L’Enclos du Rêve/07/En Provence, de Berger à Bergère

Alphonse Lemerre (p. 99-101).

EN PROVENCE
DE BERGER À BERGÈRE

Le goût de tes baisers devait tenter mes lèvres
Par tes lèvres de rêve où niche du printemps,
Et je t’aime d’amour profond depuis longtemps.

Je t’aime, et mes désirs, comme de jeunes chèvres,
Bondissent dans mon cœur rien qu’à ton souvenir,
Et je porte mes pas où les tiens vont venir.
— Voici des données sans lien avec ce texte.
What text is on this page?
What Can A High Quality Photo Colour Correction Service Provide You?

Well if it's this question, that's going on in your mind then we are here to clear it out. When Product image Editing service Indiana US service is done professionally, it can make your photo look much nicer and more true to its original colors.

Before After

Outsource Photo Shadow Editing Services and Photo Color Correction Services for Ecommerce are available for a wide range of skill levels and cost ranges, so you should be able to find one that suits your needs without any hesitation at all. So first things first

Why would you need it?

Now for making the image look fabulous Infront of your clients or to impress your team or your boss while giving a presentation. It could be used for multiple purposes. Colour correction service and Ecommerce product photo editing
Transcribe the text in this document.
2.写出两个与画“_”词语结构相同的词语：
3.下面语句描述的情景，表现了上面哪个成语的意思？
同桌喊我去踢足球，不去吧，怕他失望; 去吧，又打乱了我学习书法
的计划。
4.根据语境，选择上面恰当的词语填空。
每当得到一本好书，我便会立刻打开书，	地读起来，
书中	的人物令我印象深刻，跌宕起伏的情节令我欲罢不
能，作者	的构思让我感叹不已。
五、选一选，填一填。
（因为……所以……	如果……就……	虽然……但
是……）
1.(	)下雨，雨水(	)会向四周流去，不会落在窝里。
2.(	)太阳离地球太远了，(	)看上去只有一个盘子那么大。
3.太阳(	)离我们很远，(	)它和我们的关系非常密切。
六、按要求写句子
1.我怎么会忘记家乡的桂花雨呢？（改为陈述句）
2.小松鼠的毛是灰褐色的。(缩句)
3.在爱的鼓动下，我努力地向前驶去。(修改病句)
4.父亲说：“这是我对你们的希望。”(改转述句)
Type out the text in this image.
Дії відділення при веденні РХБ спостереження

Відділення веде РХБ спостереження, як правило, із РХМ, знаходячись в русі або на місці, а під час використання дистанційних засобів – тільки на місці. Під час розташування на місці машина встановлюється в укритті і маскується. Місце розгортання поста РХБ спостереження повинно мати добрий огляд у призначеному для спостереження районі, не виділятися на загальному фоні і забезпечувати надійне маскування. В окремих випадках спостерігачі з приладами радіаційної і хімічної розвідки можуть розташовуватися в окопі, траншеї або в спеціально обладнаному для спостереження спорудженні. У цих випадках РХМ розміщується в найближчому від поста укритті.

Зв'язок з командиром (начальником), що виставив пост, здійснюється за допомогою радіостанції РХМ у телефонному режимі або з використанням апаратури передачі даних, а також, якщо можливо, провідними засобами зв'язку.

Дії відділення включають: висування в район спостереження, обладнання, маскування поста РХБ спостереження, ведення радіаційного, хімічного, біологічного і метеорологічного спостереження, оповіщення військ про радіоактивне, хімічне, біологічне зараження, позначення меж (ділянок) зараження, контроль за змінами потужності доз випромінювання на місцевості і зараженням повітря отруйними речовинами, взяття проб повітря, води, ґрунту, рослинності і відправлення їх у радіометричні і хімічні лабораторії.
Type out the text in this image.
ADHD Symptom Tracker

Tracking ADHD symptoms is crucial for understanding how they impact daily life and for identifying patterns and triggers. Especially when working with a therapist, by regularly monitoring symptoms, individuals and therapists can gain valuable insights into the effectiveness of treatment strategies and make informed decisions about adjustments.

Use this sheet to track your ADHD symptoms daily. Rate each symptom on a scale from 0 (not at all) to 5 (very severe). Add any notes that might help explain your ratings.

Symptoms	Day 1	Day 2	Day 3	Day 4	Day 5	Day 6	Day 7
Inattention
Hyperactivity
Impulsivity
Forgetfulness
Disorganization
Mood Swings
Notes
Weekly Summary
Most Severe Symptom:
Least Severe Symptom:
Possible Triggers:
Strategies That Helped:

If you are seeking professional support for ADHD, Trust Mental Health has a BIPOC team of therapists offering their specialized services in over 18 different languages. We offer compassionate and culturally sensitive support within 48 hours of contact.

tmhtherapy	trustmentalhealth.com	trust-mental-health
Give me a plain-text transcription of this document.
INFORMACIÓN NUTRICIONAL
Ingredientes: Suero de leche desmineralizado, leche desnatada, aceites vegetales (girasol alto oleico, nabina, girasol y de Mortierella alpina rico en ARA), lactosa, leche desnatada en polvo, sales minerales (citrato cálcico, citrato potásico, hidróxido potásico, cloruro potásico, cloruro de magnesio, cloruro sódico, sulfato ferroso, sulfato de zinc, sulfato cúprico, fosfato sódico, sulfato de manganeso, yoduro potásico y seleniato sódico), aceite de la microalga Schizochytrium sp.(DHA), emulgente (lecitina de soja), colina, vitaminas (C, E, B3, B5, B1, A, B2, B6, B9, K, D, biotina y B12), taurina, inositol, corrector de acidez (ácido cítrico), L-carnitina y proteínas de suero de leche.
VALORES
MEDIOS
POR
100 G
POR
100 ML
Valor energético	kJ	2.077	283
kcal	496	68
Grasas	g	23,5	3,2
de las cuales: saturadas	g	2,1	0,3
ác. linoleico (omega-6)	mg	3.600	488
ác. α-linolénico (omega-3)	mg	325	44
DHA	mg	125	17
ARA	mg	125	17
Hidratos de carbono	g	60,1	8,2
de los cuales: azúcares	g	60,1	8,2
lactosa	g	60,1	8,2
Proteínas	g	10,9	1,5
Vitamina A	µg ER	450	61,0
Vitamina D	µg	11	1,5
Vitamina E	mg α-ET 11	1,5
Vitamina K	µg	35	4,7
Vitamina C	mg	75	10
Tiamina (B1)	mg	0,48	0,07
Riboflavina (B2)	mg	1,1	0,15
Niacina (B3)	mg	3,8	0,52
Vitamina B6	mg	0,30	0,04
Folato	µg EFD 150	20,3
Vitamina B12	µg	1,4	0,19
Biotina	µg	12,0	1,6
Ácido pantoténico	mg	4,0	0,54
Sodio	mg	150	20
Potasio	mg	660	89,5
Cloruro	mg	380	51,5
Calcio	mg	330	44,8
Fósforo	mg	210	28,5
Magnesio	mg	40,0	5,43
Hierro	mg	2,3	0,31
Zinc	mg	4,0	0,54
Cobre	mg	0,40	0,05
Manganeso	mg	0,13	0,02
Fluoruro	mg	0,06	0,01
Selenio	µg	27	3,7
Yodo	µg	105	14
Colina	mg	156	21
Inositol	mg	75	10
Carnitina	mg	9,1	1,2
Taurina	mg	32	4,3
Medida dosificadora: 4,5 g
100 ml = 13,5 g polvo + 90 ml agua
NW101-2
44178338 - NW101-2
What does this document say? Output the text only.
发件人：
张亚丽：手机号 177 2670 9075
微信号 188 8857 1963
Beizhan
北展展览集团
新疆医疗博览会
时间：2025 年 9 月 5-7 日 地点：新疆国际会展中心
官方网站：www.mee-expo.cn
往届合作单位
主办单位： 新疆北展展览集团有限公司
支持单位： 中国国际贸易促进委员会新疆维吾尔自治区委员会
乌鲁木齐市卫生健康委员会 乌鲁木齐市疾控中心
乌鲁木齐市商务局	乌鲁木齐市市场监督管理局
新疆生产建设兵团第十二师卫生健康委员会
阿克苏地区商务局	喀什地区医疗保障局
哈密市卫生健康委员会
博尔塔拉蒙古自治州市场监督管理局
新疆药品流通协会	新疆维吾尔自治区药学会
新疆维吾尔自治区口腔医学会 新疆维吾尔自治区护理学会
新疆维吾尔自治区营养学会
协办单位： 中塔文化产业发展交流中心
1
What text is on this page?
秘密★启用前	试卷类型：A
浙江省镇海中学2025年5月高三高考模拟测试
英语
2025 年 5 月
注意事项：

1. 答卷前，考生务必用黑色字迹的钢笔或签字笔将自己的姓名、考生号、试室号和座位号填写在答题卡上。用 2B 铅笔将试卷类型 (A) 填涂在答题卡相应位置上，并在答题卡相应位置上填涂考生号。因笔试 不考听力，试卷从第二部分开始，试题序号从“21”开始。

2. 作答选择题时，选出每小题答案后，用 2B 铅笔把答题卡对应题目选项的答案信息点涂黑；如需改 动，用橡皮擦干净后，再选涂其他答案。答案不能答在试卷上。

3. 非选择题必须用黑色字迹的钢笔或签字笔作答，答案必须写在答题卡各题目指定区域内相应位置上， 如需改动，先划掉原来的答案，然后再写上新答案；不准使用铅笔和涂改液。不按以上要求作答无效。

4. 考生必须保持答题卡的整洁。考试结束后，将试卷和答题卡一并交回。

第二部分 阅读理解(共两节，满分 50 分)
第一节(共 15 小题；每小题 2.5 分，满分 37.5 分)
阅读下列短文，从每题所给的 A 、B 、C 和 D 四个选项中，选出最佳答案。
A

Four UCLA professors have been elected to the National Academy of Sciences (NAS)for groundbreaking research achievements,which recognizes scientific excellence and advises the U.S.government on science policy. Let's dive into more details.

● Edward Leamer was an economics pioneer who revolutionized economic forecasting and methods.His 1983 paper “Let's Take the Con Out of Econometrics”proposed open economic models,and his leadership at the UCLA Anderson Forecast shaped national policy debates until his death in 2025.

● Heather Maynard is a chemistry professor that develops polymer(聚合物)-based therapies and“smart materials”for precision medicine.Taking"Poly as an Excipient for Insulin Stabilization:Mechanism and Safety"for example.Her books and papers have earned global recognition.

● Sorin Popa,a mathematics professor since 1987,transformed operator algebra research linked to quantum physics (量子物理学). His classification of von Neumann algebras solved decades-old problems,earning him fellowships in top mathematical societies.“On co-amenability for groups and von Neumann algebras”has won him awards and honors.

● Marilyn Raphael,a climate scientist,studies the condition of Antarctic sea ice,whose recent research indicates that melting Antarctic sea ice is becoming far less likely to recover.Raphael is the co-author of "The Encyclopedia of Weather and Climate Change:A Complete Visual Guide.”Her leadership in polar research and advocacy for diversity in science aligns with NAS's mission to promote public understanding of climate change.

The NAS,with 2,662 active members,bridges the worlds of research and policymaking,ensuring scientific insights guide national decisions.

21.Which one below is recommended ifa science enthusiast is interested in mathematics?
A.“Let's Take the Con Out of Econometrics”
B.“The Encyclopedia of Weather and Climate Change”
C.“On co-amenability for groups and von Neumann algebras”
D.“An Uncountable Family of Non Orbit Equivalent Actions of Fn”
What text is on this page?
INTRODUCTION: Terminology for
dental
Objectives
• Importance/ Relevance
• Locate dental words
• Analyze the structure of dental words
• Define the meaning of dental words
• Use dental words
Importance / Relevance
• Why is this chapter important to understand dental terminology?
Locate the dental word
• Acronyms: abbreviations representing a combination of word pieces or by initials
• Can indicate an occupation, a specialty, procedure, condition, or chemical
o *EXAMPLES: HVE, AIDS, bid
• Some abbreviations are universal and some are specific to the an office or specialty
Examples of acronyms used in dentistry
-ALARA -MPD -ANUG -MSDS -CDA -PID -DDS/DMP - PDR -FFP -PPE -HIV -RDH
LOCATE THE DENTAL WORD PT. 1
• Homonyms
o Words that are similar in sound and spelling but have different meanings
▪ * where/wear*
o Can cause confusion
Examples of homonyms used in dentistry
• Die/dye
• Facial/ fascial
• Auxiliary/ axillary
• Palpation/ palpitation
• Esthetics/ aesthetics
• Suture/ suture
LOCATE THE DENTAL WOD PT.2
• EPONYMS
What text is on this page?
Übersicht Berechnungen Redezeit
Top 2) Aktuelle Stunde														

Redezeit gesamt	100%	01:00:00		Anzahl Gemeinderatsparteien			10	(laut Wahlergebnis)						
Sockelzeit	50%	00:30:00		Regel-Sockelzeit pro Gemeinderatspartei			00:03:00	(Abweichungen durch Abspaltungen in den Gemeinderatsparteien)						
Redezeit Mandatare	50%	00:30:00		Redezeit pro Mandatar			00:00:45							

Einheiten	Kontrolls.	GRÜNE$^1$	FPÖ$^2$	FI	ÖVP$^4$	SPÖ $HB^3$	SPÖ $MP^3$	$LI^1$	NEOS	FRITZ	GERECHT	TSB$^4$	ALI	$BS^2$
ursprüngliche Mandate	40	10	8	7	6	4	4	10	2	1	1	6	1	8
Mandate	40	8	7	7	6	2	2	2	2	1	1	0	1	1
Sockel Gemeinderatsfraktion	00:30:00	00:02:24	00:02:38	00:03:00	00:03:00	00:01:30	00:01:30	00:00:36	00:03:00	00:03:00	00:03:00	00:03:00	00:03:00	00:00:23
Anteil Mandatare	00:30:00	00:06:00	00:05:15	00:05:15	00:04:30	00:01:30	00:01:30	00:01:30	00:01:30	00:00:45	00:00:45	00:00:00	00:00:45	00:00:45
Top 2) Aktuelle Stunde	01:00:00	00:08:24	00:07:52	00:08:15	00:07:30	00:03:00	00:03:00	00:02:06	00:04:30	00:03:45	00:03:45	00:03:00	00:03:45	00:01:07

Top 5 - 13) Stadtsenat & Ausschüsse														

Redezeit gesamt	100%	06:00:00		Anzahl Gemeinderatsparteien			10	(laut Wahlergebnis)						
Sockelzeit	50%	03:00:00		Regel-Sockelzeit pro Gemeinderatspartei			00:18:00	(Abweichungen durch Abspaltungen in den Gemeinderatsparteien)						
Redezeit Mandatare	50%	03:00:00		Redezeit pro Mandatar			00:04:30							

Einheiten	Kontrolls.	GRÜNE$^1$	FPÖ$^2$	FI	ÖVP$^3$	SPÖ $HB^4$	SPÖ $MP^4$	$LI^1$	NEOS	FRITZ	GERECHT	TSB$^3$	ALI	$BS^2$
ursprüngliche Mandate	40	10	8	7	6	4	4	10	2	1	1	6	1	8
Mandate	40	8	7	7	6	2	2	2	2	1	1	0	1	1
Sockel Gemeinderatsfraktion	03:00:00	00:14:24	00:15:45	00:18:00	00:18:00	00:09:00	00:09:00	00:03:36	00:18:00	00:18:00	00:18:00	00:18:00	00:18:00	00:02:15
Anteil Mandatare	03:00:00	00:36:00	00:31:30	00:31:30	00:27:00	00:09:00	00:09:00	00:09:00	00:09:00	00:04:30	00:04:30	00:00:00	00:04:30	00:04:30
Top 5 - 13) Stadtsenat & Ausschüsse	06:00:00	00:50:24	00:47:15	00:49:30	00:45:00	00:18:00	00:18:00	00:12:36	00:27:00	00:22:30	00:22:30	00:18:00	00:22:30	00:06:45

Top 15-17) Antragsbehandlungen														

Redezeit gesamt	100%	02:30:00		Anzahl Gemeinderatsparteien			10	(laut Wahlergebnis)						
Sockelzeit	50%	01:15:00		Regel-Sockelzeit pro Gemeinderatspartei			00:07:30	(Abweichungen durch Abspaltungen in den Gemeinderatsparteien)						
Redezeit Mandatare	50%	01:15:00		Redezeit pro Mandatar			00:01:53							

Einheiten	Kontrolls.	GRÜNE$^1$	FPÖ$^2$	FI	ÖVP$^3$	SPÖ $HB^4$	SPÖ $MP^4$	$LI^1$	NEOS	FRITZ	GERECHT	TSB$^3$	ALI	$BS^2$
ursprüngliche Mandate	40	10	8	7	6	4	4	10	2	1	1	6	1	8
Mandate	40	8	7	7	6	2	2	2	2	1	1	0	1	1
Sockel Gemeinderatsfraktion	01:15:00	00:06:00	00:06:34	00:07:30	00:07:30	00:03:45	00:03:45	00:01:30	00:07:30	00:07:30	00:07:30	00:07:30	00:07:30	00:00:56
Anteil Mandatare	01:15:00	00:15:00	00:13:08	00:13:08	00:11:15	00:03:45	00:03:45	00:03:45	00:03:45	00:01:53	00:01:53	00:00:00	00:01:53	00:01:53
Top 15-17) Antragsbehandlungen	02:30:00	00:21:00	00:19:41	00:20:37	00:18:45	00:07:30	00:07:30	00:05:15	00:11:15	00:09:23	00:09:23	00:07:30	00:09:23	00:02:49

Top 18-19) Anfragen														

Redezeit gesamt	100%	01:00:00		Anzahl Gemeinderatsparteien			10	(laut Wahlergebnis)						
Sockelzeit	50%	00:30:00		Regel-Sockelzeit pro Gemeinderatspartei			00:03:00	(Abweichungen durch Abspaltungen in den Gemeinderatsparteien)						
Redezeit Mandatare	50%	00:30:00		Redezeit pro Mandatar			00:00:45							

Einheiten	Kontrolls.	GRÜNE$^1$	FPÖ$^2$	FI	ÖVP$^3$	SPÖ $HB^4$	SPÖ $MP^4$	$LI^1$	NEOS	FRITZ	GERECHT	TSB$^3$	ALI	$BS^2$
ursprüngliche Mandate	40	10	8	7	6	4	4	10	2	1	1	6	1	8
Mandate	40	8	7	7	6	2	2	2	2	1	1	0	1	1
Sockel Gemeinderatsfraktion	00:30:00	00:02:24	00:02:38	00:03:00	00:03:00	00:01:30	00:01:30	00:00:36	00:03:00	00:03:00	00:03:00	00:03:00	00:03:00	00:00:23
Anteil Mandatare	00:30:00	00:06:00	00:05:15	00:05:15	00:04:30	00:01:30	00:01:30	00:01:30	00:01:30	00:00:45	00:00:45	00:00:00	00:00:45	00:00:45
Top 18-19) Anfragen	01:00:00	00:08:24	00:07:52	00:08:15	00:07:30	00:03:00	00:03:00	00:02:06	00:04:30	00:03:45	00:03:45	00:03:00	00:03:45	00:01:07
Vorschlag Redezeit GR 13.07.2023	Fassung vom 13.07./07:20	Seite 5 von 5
Car tu deviens ma vie et tu m’es nécessaire
Bien plus que la lumière et bien plus que les fleurs,
Bien plus que l’horizon aux changeantes couleurs,


Bien plus que la forêt chantante et solitaire :
Elle fut mon amante en des jours révolus,
Mais des jours d’autrefois je ne me souviens plus,

Et je ne sais que toi pour reine et pour amante.
Un soir prochain, aux feux décroissants du soleil,
Par les bois embaumés, dans l’air rose et vermeil,

Nous trouverons un lit de fougère et de menthe,
Un lit moelleux et bas, un lit souple et vivant,
Et je t’y coucherai comme on couche un enfant,

Et je t’y bercerai comme on berce une amie ;
Et ce n’est que longtemps après, longtemps après,
Quand nos cœurs souffriront d’amour d’être si près,

Que s’éveillera ma passion endormie.
Elle se fera douce, et, au fond du ciel bleu,
Les étoiles d’argent te souriront un peu,

Et tout autour de toi les feuilles murmurantes,
Dont tu connais les voix et les mots caresseurs
Te parleront avec des tendresses de sœur.


Et la nature entière, indulgente et féconde,
Toute la vie éparse au sein des infinis,
Les bêtes et les fleurs, les arbres et les nids,

Te diront que l’Amour est la beauté du monde.